For SectionB, Parameter.A has valueA, just like in SectionA.

You can also change the default behavior of inheriting from the previous
section:

  [[SectionC = SectionA]]

Here SectionC will inherit the values from SectionA, not SectionB.  If you use a
blank header, [[]], the name of the section will be generated automatically.

Another shortcut is to use parameter headers:

  [[SectionA]]
  
  Foo.Bar = A
  Foo.Par = B
  
  [[SectionB]]
  
  [Foo]
  Bar = A
  Par = B

Both sections produce identical results.  Parameters in Dawg are named such that
the trick files can be simplified using headers.  Some parameter headers are
also special:

 []           # clears the current header
 [.part]      # add a new part to the current header
 [..part]     # replace last part of the header
 [....part]   # replace last two parts
 
If 'part' is blank it simply deletes the last part of the current header.

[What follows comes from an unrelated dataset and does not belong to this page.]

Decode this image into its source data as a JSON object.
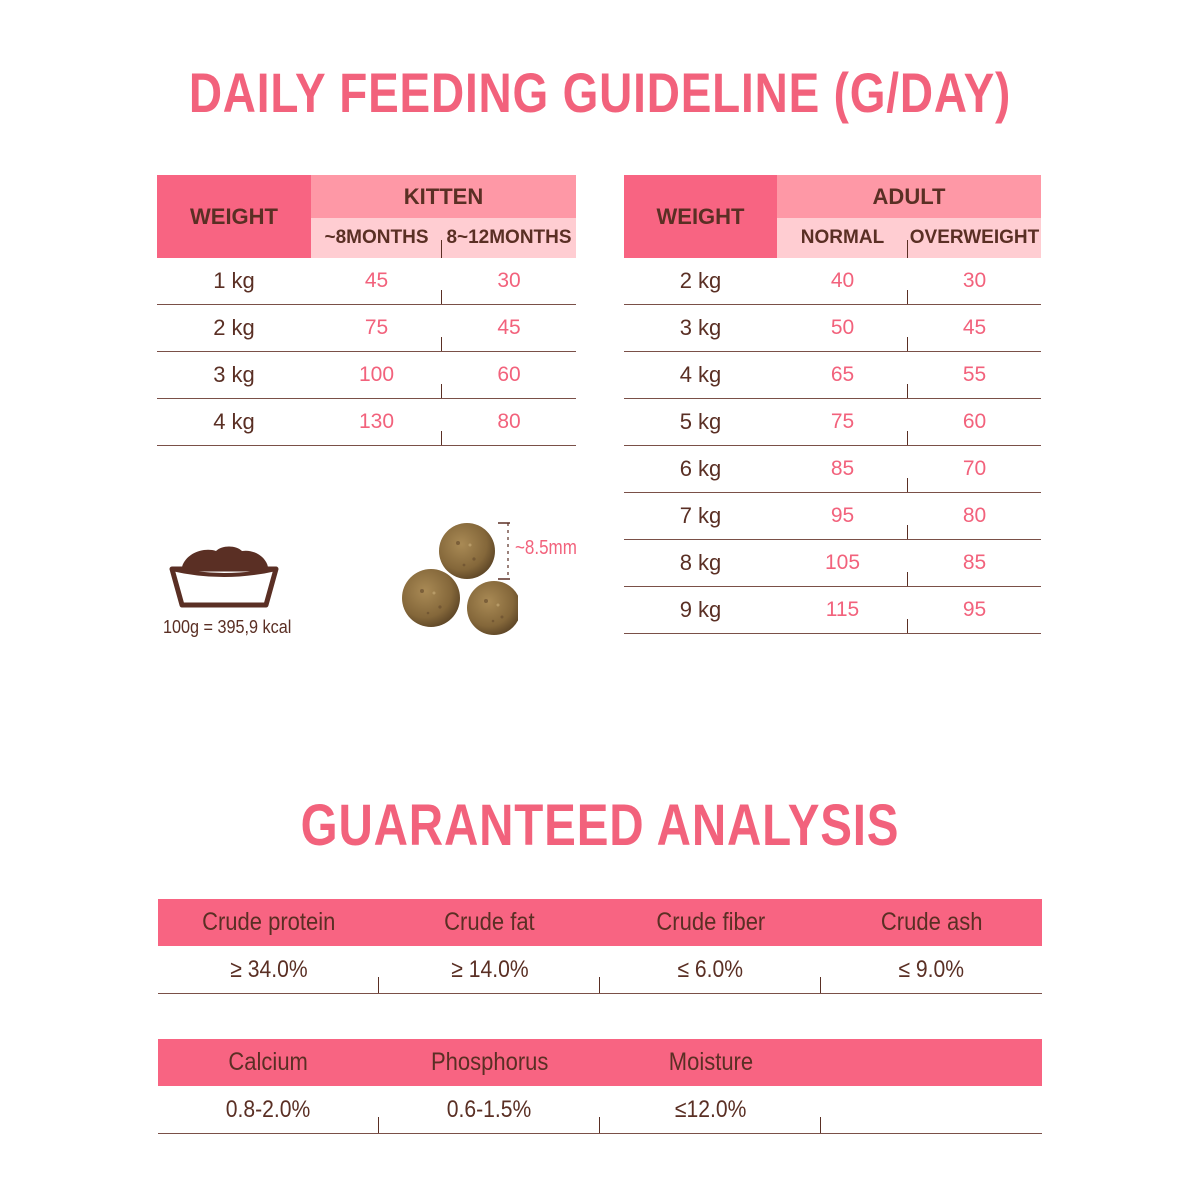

Each parameter line in a trick file contains a parameter id, equals, and a list
of strings, separated by commas.  Ids can contain one or more numbers, letters,
dashes, underscores, and periods: e.g. [A-Za-z0-9._-]+.  There are four
different ways to specify strings.

Bare Strings contain a series of non-space characters except, excluding ,#"[]=()

Tree Strings lack spaces and start with '(' and end with ';'.

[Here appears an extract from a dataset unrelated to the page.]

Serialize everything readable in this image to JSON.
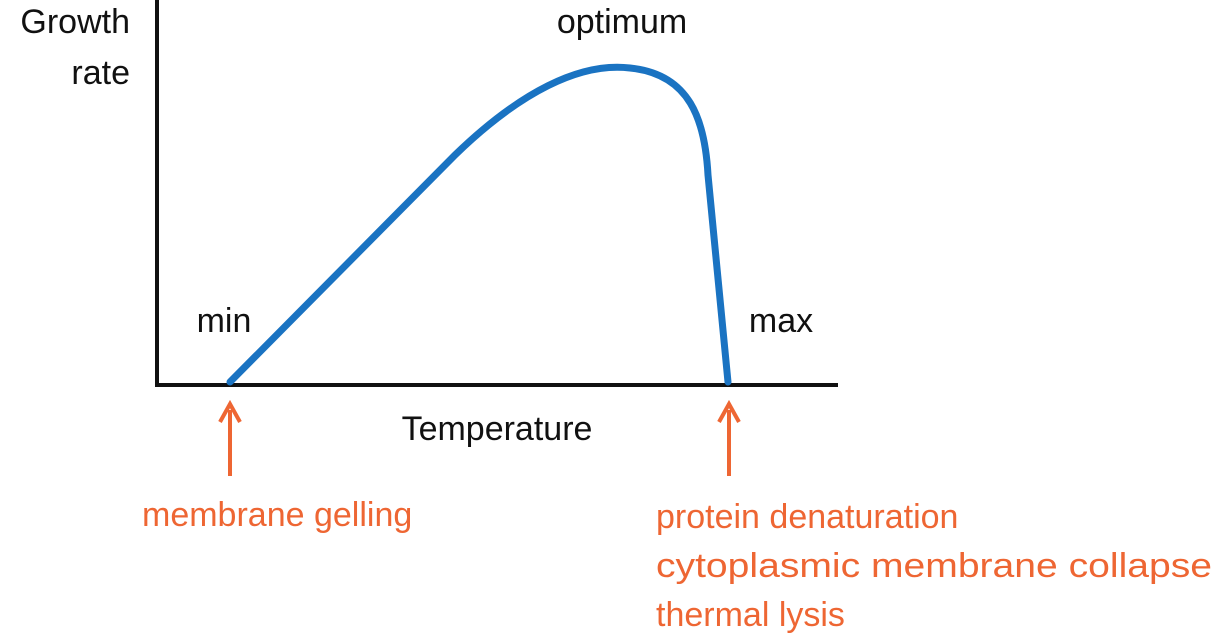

Quoted Strings are a series of printable characters between double quotation
marks.  Newlines are not acceptable

Triple Quoted Strings can contain any character between two sets of three double
quotes.

An example of all four string types:

  AList = Bare_String, (Tree:0.1,String:0.1);,
  "Quoted String",
  """Double
           Quoted
                 String"""
 
Comments start with '#' and go to the end of the line.

OUTPUT FILE

Dawg can automatically detect the format of the output file based on its
extension.  Supported formats and their extensions are:

  Clustal: aln
  Fasta:   fasta, fas, fsa
  Nexus:   nexus, nex
  Phylip:  phylip, phy
  Poo:     poo

Dawg also supports the filename format of "ext:file" to output to "file" with
the format specified by extension "ext".  That way one can use "nex:-" to output
to stdout in Nexus format.  Partial matches of extensions are allowed.

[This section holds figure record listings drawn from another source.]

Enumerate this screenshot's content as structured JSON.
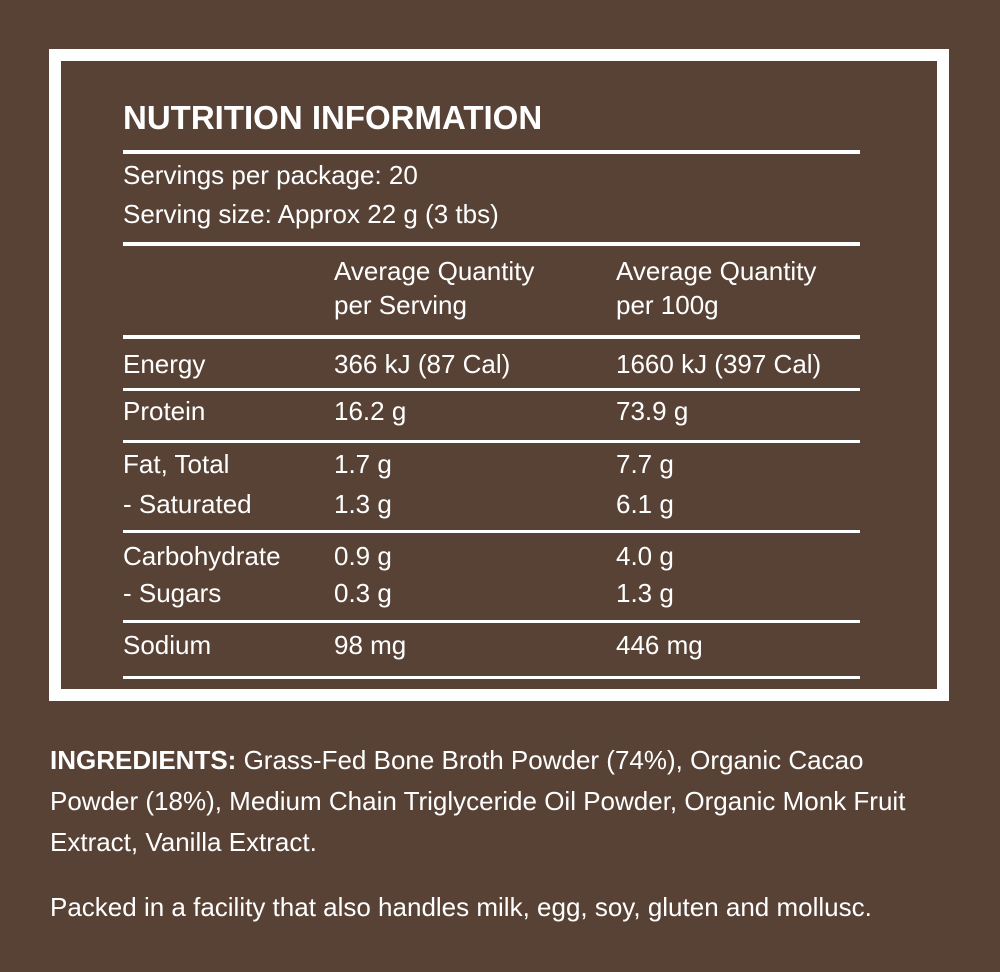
{
  "panel": {
    "title": "NUTRITION INFORMATION",
    "servings": [
      "Servings per package: 20",
      "Serving size: Approx 22 g (3 tbs)"
    ],
    "header": [
      [
        "Average Quantity",
        "per Serving"
      ],
      [
        "Average Quantity",
        "per 100g"
      ]
    ],
    "groups": [
      [
        [
          "Energy",
          "366 kJ (87 Cal)",
          "1660 kJ (397 Cal)"
        ]
      ],
      [
        [
          "Protein",
          "16.2 g",
          "73.9 g"
        ]
      ],
      [
        [
          "Fat, Total",
          "1.7 g",
          "7.7 g"
        ],
        [
          "- Saturated",
          "1.3 g",
          "6.1 g"
        ]
      ],
      [
        [
          "Carbohydrate",
          "0.9 g",
          "4.0 g"
        ],
        [
          "- Sugars",
          "0.3 g",
          "1.3 g"
        ]
      ],
      [
        [
          "Sodium",
          "98 mg",
          "446 mg"
        ]
      ]
    ]
  },
  "ingredients": {
    "label": "INGREDIENTS:",
    "text": "Grass-Fed Bone Broth Powder (74%), Organic Cacao Powder (18%), Medium Chain Triglyceride Oil Powder, Organic Monk Fruit Extract, Vanilla Extract."
  },
  "allergen_note": "Packed in a facility that also handles milk, egg, soy, gluten and mollusc."
}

If the --split option is on, the each replicate will be saved to its own file,
based on the filename in the output option.

NOTES

The meaning of the "Params" vector is different for each substitution model.

  GTR: Substitution rates A-C, A-G, A-T, C-G, C-T, G-T
  JC: Ignored
  K2P: Transition rate, Transversion rate
  K3P: Alpha (Transitions), Beta (A-T & G-C), Gamma (A-C & G-T)
  HKY: Transition rate, Transversion rate
  F81: Ignored
  F84: Kappa
  TN: Alpha1 (A-G), Alpha2 (C-T), Beta (Transversions)

Parameter "Freqs" is ignored by the models "JC", "K2P", and "K3P".

If "Lambda" is a single value, then it specifies the rate of indel formation,
e.g. "Lambda = 0.1" is the same as "Lambda = {0.05, 0.05}".  The first parameter
is the insertion rate and the second parameter is the deletion rate.

The first parameter of "GapModel" specifies the distribution model of insertion
sizes.  The second parameter specifies the distribution model of deletion sizes.
If only one parameter is given it is the model for both insertions and
deletions.

The first parameter of "GapParams" is a vector specifying the parameters for the
gap model of insertions.  Likewise the second parameter is a vector specifying
the parameters for the gap model of deletions.  If "GapParams" is not a vector
of vectors, then it specifies the vector of parameters for both insertions and
deletions.

The meaning of the GapParams vector is different for each gap model.  US: The
distribution of gap sizes.  NB: The number of failures (r), the probability of
success (q).  PL: The rate parameter (a), the maximum gap size.

To create a recombinant tree, you may need to specifically describe and label
the inner nodes at which the recombination events occur.

Gamma takes precedence over Alpha.

Sequence takes precedence over Length.

If Out.Block.* is the name of a file, the code is read from that file.

The following vector parameters have a size of "Width": "Scale", "Alpha",
"Gamma", and "Iota".  If their size is less than width then the first value in
the vector will be used to fill in the rest of the values, e.g. "Scale = 1.0" is
the same as "Scale = {1.0,1.0,1.0}" when "Width = 3".